MarcoPolo connects to Snowflake, BigQuery, Redshift, and Athena, the platforms where your company's analytical data typically lives.
Connecting
Each warehouse has a different connection flow:
Snowflake. Account identifier, warehouse, database, schema, and credentials. Your AI can query across schemas and databases within the same account.
BigQuery. Project ID and dataset. Authenticates via service account credentials. Handles BigQuery SQL dialect including UNNEST, STRUCT, and partitioned table syntax.
Redshift. Host, port, database, and credentials. Same connection pattern as PostgreSQL (Redshift is PostgreSQL-based) with Redshift-specific optimizations.
Athena. Data catalog and S3 output location. Writes Presto/Trino-compatible SQL and handles Athena's async query execution.

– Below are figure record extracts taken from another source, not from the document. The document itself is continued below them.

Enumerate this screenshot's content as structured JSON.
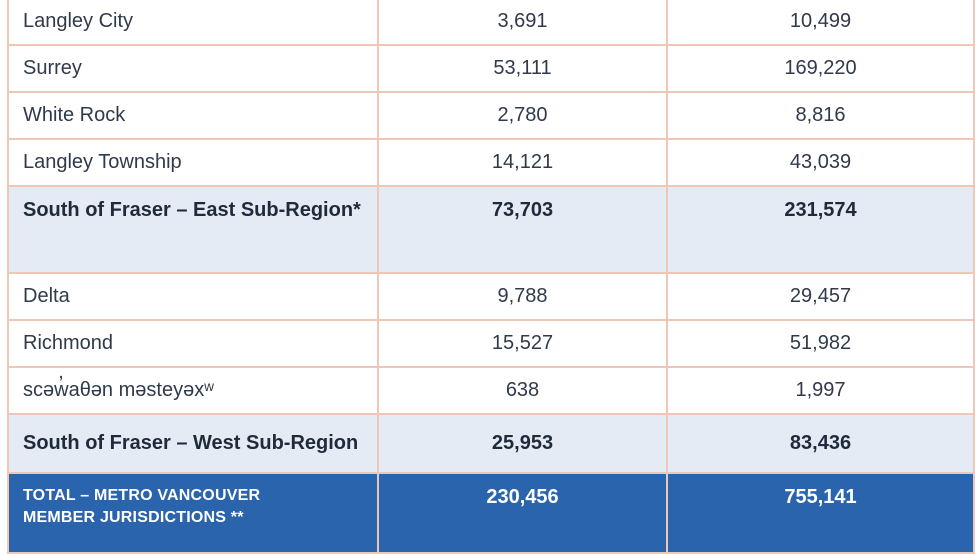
{
  "rows": [
    {
      "name": "Langley City",
      "a": "3,691",
      "b": "10,499"
    },
    {
      "name": "Surrey",
      "a": "53,111",
      "b": "169,220"
    },
    {
      "name": "White Rock",
      "a": "2,780",
      "b": "8,816"
    },
    {
      "name": "Langley Township",
      "a": "14,121",
      "b": "43,039"
    },
    {
      "name": "South of Fraser – East Sub-Region*",
      "a": "73,703",
      "b": "231,574"
    },
    {
      "name": "Delta",
      "a": "9,788",
      "b": "29,457"
    },
    {
      "name": "Richmond",
      "a": "15,527",
      "b": "51,982"
    },
    {
      "name": "scəw̓aθən məsteyəxʷ",
      "a": "638",
      "b": "1,997"
    },
    {
      "name": "South of Fraser – West Sub-Region",
      "a": "25,953",
      "b": "83,436"
    }
  ],
  "total": {
    "line1": "TOTAL – METRO VANCOUVER",
    "line2": "MEMBER JURISDICTIONS **",
    "a": "230,456",
    "b": "755,141"
  }
}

Generate a connection link from your AI or set up directly in the web UI.
Working with warehouses
Cloud warehouses often hold your most complex and valuable data: revenue tables, event streams, aggregated metrics, historical snapshots. The MarcoPolo workflow is designed for this:
Explore first. Warehouses can have hundreds of tables. Ask your AI to survey the landscape before querying: "What schemas and tables are in our Snowflake warehouse? Which ones look like they contain revenue data?"

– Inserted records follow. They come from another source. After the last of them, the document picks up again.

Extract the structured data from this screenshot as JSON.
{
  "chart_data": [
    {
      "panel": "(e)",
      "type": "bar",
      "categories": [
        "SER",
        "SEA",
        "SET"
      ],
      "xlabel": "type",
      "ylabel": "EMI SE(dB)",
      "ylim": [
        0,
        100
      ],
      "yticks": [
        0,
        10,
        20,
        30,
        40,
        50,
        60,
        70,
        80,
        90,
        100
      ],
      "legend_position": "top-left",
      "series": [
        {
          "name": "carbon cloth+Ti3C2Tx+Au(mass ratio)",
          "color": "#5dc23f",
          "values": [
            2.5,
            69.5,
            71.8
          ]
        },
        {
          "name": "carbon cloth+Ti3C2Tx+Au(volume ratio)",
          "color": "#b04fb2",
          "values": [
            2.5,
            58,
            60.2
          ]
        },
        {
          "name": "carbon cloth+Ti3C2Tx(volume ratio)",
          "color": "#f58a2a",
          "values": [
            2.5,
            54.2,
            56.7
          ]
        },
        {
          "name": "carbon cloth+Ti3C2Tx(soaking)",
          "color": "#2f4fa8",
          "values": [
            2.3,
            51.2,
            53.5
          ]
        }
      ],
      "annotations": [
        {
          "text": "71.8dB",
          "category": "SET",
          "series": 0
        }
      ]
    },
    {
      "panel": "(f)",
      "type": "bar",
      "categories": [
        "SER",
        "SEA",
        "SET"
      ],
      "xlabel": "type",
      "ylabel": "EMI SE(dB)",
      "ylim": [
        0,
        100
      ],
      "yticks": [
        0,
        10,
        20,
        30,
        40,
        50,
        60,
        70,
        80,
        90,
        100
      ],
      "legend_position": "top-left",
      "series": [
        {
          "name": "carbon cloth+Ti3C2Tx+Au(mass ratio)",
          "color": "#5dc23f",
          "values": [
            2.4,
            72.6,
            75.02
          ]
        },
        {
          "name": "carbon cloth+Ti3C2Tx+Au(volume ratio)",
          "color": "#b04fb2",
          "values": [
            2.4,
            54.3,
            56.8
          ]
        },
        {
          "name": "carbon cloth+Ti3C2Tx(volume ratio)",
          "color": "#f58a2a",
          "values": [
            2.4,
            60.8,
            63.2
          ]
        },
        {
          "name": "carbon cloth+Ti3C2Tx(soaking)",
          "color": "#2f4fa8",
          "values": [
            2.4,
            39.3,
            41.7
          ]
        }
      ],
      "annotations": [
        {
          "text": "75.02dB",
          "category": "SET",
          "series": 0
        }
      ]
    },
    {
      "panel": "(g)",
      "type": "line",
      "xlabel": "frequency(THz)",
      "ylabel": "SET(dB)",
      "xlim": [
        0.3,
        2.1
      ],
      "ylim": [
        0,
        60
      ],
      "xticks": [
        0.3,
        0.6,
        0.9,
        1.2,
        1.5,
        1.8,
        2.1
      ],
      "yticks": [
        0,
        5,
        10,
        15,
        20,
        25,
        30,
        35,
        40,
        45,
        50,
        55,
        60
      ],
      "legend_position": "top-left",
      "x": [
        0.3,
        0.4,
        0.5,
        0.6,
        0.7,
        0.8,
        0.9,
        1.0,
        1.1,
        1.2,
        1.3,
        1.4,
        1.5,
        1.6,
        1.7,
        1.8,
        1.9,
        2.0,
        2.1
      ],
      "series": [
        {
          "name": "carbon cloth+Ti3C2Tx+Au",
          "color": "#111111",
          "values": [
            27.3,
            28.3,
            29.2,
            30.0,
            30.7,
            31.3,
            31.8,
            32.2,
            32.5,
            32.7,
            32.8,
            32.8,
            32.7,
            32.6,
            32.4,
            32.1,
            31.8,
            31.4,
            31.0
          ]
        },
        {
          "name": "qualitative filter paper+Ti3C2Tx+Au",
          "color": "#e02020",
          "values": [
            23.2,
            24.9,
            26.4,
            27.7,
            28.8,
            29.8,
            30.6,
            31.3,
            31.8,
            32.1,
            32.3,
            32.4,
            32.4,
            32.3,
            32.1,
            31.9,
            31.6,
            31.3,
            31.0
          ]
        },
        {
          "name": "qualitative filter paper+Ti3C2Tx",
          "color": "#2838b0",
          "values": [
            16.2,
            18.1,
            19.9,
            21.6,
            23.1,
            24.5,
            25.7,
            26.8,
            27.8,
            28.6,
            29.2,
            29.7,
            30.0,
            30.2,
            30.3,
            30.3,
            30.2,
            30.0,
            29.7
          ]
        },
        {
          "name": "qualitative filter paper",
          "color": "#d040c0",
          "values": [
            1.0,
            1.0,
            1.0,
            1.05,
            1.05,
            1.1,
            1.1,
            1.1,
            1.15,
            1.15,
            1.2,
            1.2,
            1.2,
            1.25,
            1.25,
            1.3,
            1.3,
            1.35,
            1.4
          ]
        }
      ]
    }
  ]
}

Query and cache. Results load into DuckDB in your workspace. This matters for warehouses especially. You iterate locally instead of running expensive warehouse queries repeatedly.
Correlate across sources. The most common pattern: pull summary data from your warehouse, then correlate it with CRM data from Salesforce or support data from Jira. All combined locally in DuckDB.
What teams are doing
- Spend management analysis on Snowflake: quarterly invoice summaries and orders-not-invoiced reconciliation
- Grid and utility forecasting on BigQuery: substation load analysis, feeder summaries, demand forecasting
- Event pipeline debugging on Athena: tracing data through bronze/silver/gold layers, finding partition anomalies
- Restaurant operations across ClickHouse + Athena + PostgreSQL: kitchen performance, order flow analysis, device event filtering
Best practices
Be specific about scope. Warehouse tables can be huge. Guide your AI to filter early: "Show me last month's data only" is much better than "Show me everything."
Map the warehouse in RULES.md. Document which schemas and tables matter, how they relate, and what the naming conventions mean. Especially valuable for warehouses with hundreds of tables. See Context (RULES.md).
Cache aggressively. Once results are in DuckDB, follow-up analysis is fast and free. Ask your AI to load reference tables (customer lists, product catalogs) into DuckDB early in a session.